EphA2 Is a Clinically Relevant Target for Breast Cancer Bone Metastatic Disease.

作者信息

Vaught David B, Merkel Alyssa R, Lynch Conor C, Edwards James, Tantawy Mohammed Noor, Hilliard Timothy, Wang Shan, Peterson Todd, Johnson Rachelle W, Sterling Julie A, Brantley-Sieders Dana

机构信息

Department of Cancer Biology Vanderbilt University School of Medicine Nashville TN USA.

Vanderbilt Center for Bone Biology Vanderbilt University School of Medicine Nashville TN USA.

出版信息

JBMR Plus. 2021 Mar 9;5(4):e10465. doi: 10.1002/jbm4.10465. eCollection 2021 Apr.

DOI:10.1002/jbm4.10465
PMID:33869989
原文链接:https://pmc.ncbi.nlm.nih.gov/articles/PMC8046157/
Abstract

EphA2 receptor tyrosine kinase (RTK) is highly expressed in breast tumor cells across multiple molecular subtypes and correlates with poor patient prognosis. In this study, the potential role of EphA2 in this clinically relevant phenomenon is investigated as metastasis of breast cancer to bone is a major cause of morbidity and mortality in patients. It was found that the EphA2 function in breast cancer cells promotes osteoclast activation and the development of osteolytic bone disease. Blocking EphA2 function molecularly and pharmacologically in breast tumors reduced the number and size of bone lesions and the degree of osteolytic disease in intratibial and intracardiac mouse models, which correlated with a significant decrease in the number of osteoclasts at the tumor-bone interface.
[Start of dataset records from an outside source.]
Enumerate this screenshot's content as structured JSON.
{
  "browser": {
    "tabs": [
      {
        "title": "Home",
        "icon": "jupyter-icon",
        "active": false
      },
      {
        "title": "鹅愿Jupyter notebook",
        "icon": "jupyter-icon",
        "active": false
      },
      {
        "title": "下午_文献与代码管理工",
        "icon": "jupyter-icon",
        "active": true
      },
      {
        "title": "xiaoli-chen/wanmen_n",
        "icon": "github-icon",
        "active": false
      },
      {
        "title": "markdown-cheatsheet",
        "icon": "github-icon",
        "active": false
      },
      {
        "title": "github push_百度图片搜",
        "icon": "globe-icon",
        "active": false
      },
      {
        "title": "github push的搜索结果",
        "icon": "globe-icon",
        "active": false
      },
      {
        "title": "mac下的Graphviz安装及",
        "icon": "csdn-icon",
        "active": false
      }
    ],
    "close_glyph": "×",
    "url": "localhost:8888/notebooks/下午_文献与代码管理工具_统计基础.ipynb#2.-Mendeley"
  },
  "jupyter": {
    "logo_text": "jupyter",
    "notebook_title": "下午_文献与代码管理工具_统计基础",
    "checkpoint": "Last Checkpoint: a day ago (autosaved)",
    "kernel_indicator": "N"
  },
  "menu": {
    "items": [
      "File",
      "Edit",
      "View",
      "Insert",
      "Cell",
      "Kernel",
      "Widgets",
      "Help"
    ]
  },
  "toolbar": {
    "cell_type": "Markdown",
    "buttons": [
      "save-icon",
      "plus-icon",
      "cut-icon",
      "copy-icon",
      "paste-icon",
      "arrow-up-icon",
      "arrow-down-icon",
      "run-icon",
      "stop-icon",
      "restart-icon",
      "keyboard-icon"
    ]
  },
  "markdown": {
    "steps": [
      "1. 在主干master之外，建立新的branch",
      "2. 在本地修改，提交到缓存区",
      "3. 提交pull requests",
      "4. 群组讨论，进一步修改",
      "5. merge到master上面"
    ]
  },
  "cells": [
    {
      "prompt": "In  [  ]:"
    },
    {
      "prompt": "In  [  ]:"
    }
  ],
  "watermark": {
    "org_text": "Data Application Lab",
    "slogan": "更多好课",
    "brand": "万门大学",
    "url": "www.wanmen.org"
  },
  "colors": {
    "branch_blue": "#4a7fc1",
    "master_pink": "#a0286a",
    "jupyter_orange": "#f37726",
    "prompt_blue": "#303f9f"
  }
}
EphA2 loss of function in tumor cells impaired osteoclast progenitor differentiation in coculture, which is mediated, at least in part, by reduced expression of IL-6. transcript levels are enriched in human breast cancer bone metastatic lesions relative to visceral metastatic sites; EphA2 protein expression was detected in breast tumor cells in bone metastases in patient samples, supporting the clinical relevance of the study's findings. These data provide a strong rationale for the development and application of molecularly targeted therapies against EphA2 for the treatment of breast cancer bone metastatic disease. © 2021 The Authors. published by Wiley Periodicals LLC. on behalf of American Society for Bone and Mineral Research.

摘要

EphA2受体酪氨酸激酶(RTK)在多种分子亚型的乳腺肿瘤细胞中高表达,且与患者预后不良相关。在本研究中,鉴于乳腺癌骨转移是患者发病和死亡的主要原因,因此对EphA2在这一临床相关现象中的潜在作用进行了研究。研究发现,乳腺癌细胞中的EphA2功能可促进破骨细胞活化及溶骨性骨病的发展。在乳腺肿瘤中通过分子和药理学方法阻断EphA2功能,可减少胫骨内和心内小鼠模型中骨病变的数量和大小以及溶骨疾病的程度,这与肿瘤-骨界面处破骨细胞数量的显著减少相关。肿瘤细胞中EphA2功能丧失会损害共培养体系中破骨细胞前体的分化,这至少部分是由IL-6表达降低介导的。相对于内脏转移部位,EphA2转录水平在人乳腺癌骨转移灶中富集;在患者样本的骨转移乳腺肿瘤细胞中检测到EphA2蛋白表达,支持了该研究结果的临床相关性。这些数据为开发和应用针对EphA2的分子靶向疗法治疗乳腺癌骨转移疾病提供了有力的理论依据。© 2021作者。由Wiley Periodicals LLC代表美国骨与矿物质研究学会出版。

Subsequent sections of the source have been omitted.